Henry Cornelius will be best remembered for Genevieve, a luminous comedy of the outdoors, a film glowing with a Defoe-like sense of property.
--Andrew Sarris
Genevieve was one of the few movies I saw as a kid, since I was not allowed to go to movie theatres (too expensive and too many perverts my parents said). But my father was an enthusiastic member and sometime officer of the AUHV -- Automobilists of the Upper Hudson Valley -- and would drag my mother and the three kids to regular "old car meets," which in my memory happened almost every Sunday but were probably less often. In any case, sometimes at these meetings, if they had the proper interior space, they would occasionally stop talking about their vintage cars and show a 16 mm, print of Genevieve. The film is about an annual London to Brighton and back again rally of old cars. In retrospect it's rather amusing to me that the old car fanciers in the film act like children in their possessiveness and affection for their cars; at one point Alan McGim (John Gregson) has a fight with his wife Wendy (Dinah Sheridan) and spends the night with his car Genevieve -- a 1904 Darracq -- instead of with Wendy.

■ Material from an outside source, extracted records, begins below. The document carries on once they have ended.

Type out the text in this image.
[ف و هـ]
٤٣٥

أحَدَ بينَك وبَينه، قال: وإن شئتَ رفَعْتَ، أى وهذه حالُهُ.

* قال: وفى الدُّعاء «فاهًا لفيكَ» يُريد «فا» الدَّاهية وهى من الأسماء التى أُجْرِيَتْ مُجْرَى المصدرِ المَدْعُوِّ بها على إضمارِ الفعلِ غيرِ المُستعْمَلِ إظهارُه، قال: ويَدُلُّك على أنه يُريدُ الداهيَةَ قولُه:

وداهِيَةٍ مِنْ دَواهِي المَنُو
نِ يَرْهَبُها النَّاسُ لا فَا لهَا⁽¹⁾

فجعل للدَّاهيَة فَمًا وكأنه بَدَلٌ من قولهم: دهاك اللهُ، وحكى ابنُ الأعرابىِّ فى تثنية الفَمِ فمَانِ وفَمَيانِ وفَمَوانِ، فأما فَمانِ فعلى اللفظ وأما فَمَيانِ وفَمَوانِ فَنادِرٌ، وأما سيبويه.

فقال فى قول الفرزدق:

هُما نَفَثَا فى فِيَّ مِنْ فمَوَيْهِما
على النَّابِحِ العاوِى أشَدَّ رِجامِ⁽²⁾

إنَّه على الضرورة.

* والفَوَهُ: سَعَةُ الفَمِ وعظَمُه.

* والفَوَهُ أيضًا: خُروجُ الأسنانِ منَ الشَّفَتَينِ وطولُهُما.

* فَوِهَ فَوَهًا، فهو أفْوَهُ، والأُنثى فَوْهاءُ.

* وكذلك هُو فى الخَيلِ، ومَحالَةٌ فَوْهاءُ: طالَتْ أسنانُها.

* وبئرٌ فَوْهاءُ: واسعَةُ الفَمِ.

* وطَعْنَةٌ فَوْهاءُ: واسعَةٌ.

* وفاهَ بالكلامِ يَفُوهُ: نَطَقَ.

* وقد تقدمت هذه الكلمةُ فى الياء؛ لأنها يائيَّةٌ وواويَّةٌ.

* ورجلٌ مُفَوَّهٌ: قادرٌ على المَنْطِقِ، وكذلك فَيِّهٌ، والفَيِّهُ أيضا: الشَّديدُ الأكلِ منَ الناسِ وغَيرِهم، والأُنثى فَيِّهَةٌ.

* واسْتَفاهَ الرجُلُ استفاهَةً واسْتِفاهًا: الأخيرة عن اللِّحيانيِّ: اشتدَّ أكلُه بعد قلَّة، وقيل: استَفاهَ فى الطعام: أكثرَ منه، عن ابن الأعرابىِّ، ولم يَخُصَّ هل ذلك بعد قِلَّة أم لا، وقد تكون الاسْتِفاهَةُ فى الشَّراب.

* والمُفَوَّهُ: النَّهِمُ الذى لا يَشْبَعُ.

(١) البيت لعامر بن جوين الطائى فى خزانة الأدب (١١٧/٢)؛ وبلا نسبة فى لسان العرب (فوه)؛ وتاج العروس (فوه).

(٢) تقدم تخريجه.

Genevieve is certainly meant to be funny (and occasionally is) but, like much British humour it has dark undercurrents. McGim is still annoyed that Amber Claverhouse (Kenneth More) had once dated Wendy and when they both get inebriated they make a bet that McGim in his Darracq can beat Claverhouse in his Spyker back to London and they both cheat and backstab, including calling the cops on each other, all the way there, with Wendy and Claverhouse's girlfriend Rosalind (Kay Kendall) somewhat unwilling participants. There are some touching moments, including Rosalind playing the trumpet at a dance party and Alan and Wendy stopping during the race back to listed to an elderly man describe how he proposed to his wife in a car just like Genevieve, and their are some good turns by British character actors, especially Joyce Grenfell as a hotel proprietress.
Director Henry Cornelius was South African and his directing career was short: only five films before his untimely death at age 44 in 1958. The film was written and produced by William Rose and the cinematographer was Christopher Challis. The filming was mostly on location and the colour was lovely, Challis having worked previously with Powell and Pressburger.